By tearing up his earlier decision to allow Huawei up to a 35 per cent share in the non-sensitive parts of Britain’s 5G networks, Prime Minister Boris Johnson has ignored threats from Chinese officials that there will be “consequences” if the UK treats China as a “hostile partner”.
Ahead of Tuesday’s announcement, Huawei’s UK chairman John Browne, the former BP chief executive and a member of the House of Lords, announced that he would be leaving his post.
Under Britain’s new 5G plan, British phone companies will not be able to buy any new Huawei components for their 5G networks after the end of this year. “It will be illegal for them to do so,” Dowden said.
After that, all existing equipment made by the Shenzhen-based company will be removed from the 5G infrastructure by 2027, which Dowden called a “necessary and prudent timetable”.
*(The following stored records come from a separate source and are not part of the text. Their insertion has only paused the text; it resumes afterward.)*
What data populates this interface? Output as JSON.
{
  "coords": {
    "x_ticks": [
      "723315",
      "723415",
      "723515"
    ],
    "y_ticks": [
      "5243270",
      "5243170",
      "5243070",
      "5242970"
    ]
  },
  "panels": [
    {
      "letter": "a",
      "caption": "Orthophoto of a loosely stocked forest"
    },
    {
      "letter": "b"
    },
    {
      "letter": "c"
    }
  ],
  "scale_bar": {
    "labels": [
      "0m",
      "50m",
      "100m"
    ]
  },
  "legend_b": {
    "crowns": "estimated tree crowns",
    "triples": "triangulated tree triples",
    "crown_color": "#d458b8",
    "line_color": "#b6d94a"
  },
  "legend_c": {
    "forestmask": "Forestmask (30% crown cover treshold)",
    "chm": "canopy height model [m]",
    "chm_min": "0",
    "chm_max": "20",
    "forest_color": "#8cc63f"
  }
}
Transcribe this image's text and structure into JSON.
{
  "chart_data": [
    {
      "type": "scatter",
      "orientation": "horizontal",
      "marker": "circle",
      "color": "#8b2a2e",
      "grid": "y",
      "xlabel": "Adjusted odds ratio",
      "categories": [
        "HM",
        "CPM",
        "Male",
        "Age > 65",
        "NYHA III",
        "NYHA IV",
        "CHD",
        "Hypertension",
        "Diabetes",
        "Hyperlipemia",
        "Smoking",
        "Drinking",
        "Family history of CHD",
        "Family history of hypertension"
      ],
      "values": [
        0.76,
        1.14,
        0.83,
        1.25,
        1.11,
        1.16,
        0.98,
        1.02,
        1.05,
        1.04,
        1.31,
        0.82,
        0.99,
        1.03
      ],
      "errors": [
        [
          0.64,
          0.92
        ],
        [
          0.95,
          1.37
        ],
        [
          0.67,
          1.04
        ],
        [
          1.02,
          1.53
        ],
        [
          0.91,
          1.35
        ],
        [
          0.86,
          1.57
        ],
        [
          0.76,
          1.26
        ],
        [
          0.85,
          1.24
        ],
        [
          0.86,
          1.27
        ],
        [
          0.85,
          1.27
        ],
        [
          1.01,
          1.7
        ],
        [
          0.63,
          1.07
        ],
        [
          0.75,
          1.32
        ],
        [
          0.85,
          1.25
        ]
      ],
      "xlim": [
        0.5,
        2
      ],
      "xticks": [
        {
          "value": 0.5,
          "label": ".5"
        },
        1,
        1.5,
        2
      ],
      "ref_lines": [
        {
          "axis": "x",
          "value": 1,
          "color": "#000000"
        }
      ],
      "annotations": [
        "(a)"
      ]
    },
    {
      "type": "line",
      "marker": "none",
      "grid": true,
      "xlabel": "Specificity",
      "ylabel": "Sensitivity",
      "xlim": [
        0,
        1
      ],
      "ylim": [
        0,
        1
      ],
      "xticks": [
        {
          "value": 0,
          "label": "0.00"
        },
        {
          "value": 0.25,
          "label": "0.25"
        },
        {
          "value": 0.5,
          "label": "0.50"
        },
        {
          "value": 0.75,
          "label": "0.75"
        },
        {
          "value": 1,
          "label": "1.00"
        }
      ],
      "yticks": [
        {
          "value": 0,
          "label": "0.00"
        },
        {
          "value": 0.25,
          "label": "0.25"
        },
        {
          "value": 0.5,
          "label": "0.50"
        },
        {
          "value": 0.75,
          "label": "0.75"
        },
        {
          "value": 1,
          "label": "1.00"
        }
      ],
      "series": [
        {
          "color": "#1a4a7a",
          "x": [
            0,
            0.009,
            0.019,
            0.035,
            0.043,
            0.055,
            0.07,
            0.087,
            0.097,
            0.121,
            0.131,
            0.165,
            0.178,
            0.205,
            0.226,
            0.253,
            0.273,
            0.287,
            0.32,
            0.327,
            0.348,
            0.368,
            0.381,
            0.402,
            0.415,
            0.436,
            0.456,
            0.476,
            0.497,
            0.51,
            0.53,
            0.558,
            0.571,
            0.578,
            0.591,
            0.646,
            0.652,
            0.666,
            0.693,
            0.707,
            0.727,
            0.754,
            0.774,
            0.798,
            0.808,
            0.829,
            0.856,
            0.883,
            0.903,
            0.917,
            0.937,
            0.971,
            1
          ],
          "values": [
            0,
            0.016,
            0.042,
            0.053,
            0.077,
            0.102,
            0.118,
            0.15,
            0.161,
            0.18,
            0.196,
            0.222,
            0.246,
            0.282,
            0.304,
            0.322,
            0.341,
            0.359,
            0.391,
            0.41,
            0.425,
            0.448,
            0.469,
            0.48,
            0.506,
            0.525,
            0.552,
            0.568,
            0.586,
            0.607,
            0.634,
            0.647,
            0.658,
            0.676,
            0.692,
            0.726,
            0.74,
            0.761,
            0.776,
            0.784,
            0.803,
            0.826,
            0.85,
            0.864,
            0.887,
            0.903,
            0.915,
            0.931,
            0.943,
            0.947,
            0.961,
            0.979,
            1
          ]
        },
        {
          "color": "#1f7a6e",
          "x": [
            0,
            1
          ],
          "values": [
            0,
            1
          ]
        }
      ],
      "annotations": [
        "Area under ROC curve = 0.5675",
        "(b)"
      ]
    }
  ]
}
The US has already blocked the company from using American technology in its microchips – a decision that prompted the Britain’s National Cyber Security Centre to conclude that Huawei would have to use potentially insecure technology and the resulting security risks would be impossible to control.
Huawei said that the “disappointing” decision was bad news for anyone in Britain with a mobile phone.
“We remain confident that the new US restrictions would not have affected the resilience or security of the products we supply to the UK,” Edward Brewster, a spokesman for Huawei UK said in a statement. “Regrettably our future in the UK has become politicised, this is about US trade policy and not security. We will conduct a detailed review of what today’s announcement means for our business here”.